The silence has been broken, shattered in fact. The days when the abuse of women was an issue that was whispered about and which people pretended did not happen are fast becoming a thing of the past. Of course not every battered woman is in a place where she feels secure enough to stand up and confess that she is/was being abused. There are some who still blame their bruises on walking into cupboard doors or falling down stairs, or who conveniently develop amnesia, because they are either worried that blaming their partners will unleash more violence on them and their children, or afraid that they will be judged by their peers.
This newspaper’s weekly column ‘What the People Say’ asked the man/woman in the street this week why they thought women stayed in abusive relationships and what more could be done to help them. The ten interviewees, male and female, were unanimous in their empathy with women in such situations. They opined that women stayed because of love, fear, for economic reasons, because they lacked the strength to get out, so their children could have two parents, to save face, because they were forced to or because they were in denial. None of these are new reasons, they have all been previously acknowledged and documented; what was new was the readiness with which respondents answered and their passion in speaking out. This speaks to a greater awareness of the seriousness of the issue; a few years ago, an interviewer would have struggled to get as many people on record.
Unfortunately, however, awareness and education has not helped curb the scourge of violence against women as the evidence seems to indicate that it is not only a chronic disease in society, but a communicable one as well.
There could be several reasons for this, but the most obvious one is that the perpetrators are not getting the message, which, simply is that it is unacceptable. Men who use physical violence find ways to dissemble when faced with their wrongdoings; they will claim that they were retaliating after being lied to, cheated on, robbed, disrespected, and even attacked. However, there is not and will never be a good reason for violence to be used against one’s partner or children. For that matter, using violence to settle any issue or argument is also wrong.
In relationships and domestic situations, people use emotional, psychological and physical abuse to gain control over their partners and children. This is learned behaviour which is then taken into other aspects of their lives. It is a sad fact that boys are still being taught by their fathers, and mothers in many cases, that they must be tough and in order to portray this, they are encouraged with violent behaviours. Little wonder then, that arguments today − whether male with male or male with female – do not end until there is the involvement of fists, knives, sticks and more recently the new weapon of choice – guns.
The second part of the question on domestic violence posed by the Stabroek News reporter was what more could be done to help battered women, and this seemed to have stumped the interviewees. There is a strongly held belief that battered women’s syndrome is similar to drug addiction; the victim has to reach out for the hand that will help to pull her through. Individuals and non-governmental organizations such as Help and Shelter and Red Thread, to some extent, have helped provide the education and awareness that act as detoxifiers to disempowered women.
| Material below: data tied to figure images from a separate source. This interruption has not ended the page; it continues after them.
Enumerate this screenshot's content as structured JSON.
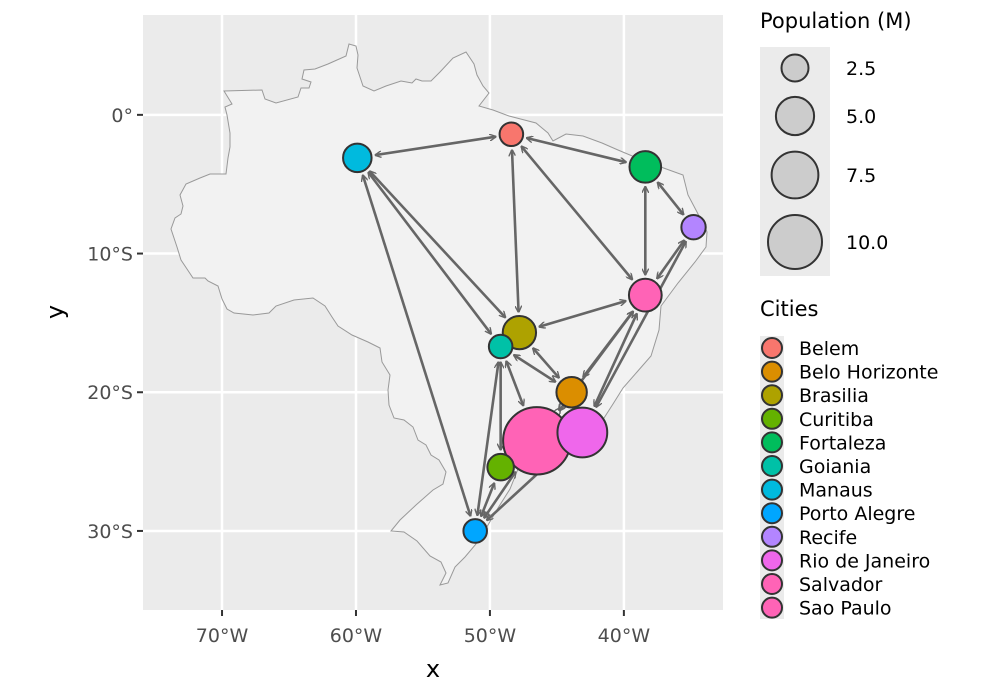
{
  "chart_data": {
    "type": "scatter",
    "subtype": "map-network",
    "title": "",
    "xlabel": "x",
    "ylabel": "y",
    "xlim": [
      -75.9,
      -32.6
    ],
    "ylim": [
      -35.7,
      7.2
    ],
    "grid": true,
    "x_ticks": [
      {
        "value": -70,
        "label": "70°W"
      },
      {
        "value": -60,
        "label": "60°W"
      },
      {
        "value": -50,
        "label": "50°W"
      },
      {
        "value": -40,
        "label": "40°W"
      }
    ],
    "y_ticks": [
      {
        "value": 0,
        "label": "0°"
      },
      {
        "value": -10,
        "label": "10°S"
      },
      {
        "value": -20,
        "label": "20°S"
      },
      {
        "value": -30,
        "label": "30°S"
      }
    ],
    "size_legend": {
      "title": "Population (M)",
      "position": "top-right",
      "values": [
        2.5,
        5.0,
        7.5,
        10.0
      ],
      "labels": [
        "2.5",
        "5.0",
        "7.5",
        "10.0"
      ]
    },
    "color_legend": {
      "title": "Cities",
      "position": "right"
    },
    "cities": [
      {
        "name": "Belem",
        "lon": -48.4,
        "lat": -1.4,
        "pop": 1.5,
        "color": "#F8766D"
      },
      {
        "name": "Belo Horizonte",
        "lon": -43.9,
        "lat": -20.0,
        "pop": 2.5,
        "color": "#DB8E00"
      },
      {
        "name": "Brasilia",
        "lon": -47.8,
        "lat": -15.7,
        "pop": 3.0,
        "color": "#AEA200"
      },
      {
        "name": "Curitiba",
        "lon": -49.2,
        "lat": -25.4,
        "pop": 1.9,
        "color": "#64B200"
      },
      {
        "name": "Fortaleza",
        "lon": -38.4,
        "lat": -3.75,
        "pop": 2.7,
        "color": "#00BD5C"
      },
      {
        "name": "Goiania",
        "lon": -49.2,
        "lat": -16.7,
        "pop": 1.5,
        "color": "#00C1A7"
      },
      {
        "name": "Manaus",
        "lon": -59.9,
        "lat": -3.1,
        "pop": 2.2,
        "color": "#00BADE"
      },
      {
        "name": "Porto Alegre",
        "lon": -51.1,
        "lat": -30.0,
        "pop": 1.5,
        "color": "#00A6FF"
      },
      {
        "name": "Recife",
        "lon": -34.8,
        "lat": -8.1,
        "pop": 1.6,
        "color": "#B385FF"
      },
      {
        "name": "Rio de Janeiro",
        "lon": -43.1,
        "lat": -22.9,
        "pop": 6.7,
        "color": "#EF67EB"
      },
      {
        "name": "Salvador",
        "lon": -38.4,
        "lat": -13.0,
        "pop": 2.9,
        "color": "#FF63B6"
      },
      {
        "name": "Sao Paulo",
        "lon": -46.5,
        "lat": -23.5,
        "pop": 12.3,
        "color": "#FF63B6"
      }
    ],
    "edges": [
      [
        "Manaus",
        "Belem"
      ],
      [
        "Belem",
        "Fortaleza"
      ],
      [
        "Belem",
        "Brasilia"
      ],
      [
        "Belem",
        "Salvador"
      ],
      [
        "Fortaleza",
        "Recife"
      ],
      [
        "Fortaleza",
        "Salvador"
      ],
      [
        "Recife",
        "Salvador"
      ],
      [
        "Recife",
        "Rio de Janeiro"
      ],
      [
        "Manaus",
        "Brasilia"
      ],
      [
        "Manaus",
        "Goiania"
      ],
      [
        "Manaus",
        "Porto Alegre"
      ],
      [
        "Salvador",
        "Brasilia"
      ],
      [
        "Salvador",
        "Belo Horizonte"
      ],
      [
        "Salvador",
        "Rio de Janeiro"
      ],
      [
        "Salvador",
        "Sao Paulo"
      ],
      [
        "Brasilia",
        "Belo Horizonte"
      ],
      [
        "Goiania",
        "Belo Horizonte"
      ],
      [
        "Goiania",
        "Sao Paulo"
      ],
      [
        "Goiania",
        "Curitiba"
      ],
      [
        "Goiania",
        "Porto Alegre"
      ],
      [
        "Belo Horizonte",
        "Sao Paulo"
      ],
      [
        "Curitiba",
        "Porto Alegre"
      ],
      [
        "Sao Paulo",
        "Porto Alegre"
      ],
      [
        "Rio de Janeiro",
        "Porto Alegre"
      ]
    ]
  }
}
There have been far fewer interventions targeted at men whose acts of violence similarly addict and disempower them. Medical science teaches that the best way to cure a disease is to not only treat the symptoms, but to attack the source – the virus or bacteria – which causes it. This means therefore that the awareness and education programmes which are implemented to empower women to escape the ills of domestic violence, must also systematically target men – not once a year, and not on an ad hoc basis. This will no doubt involve some modification of the programme and one hopes it can be budgeted for in 2009. Guyana is not at war, yet this year has been replete with all forms of violence – and it is not over yet. There is still time to call a halt to the madness before the start of the new year or at least to begin to end it. To borrow from Obama’s campaign slogan, yes we can, we must and quickly if we as a people are going to survive.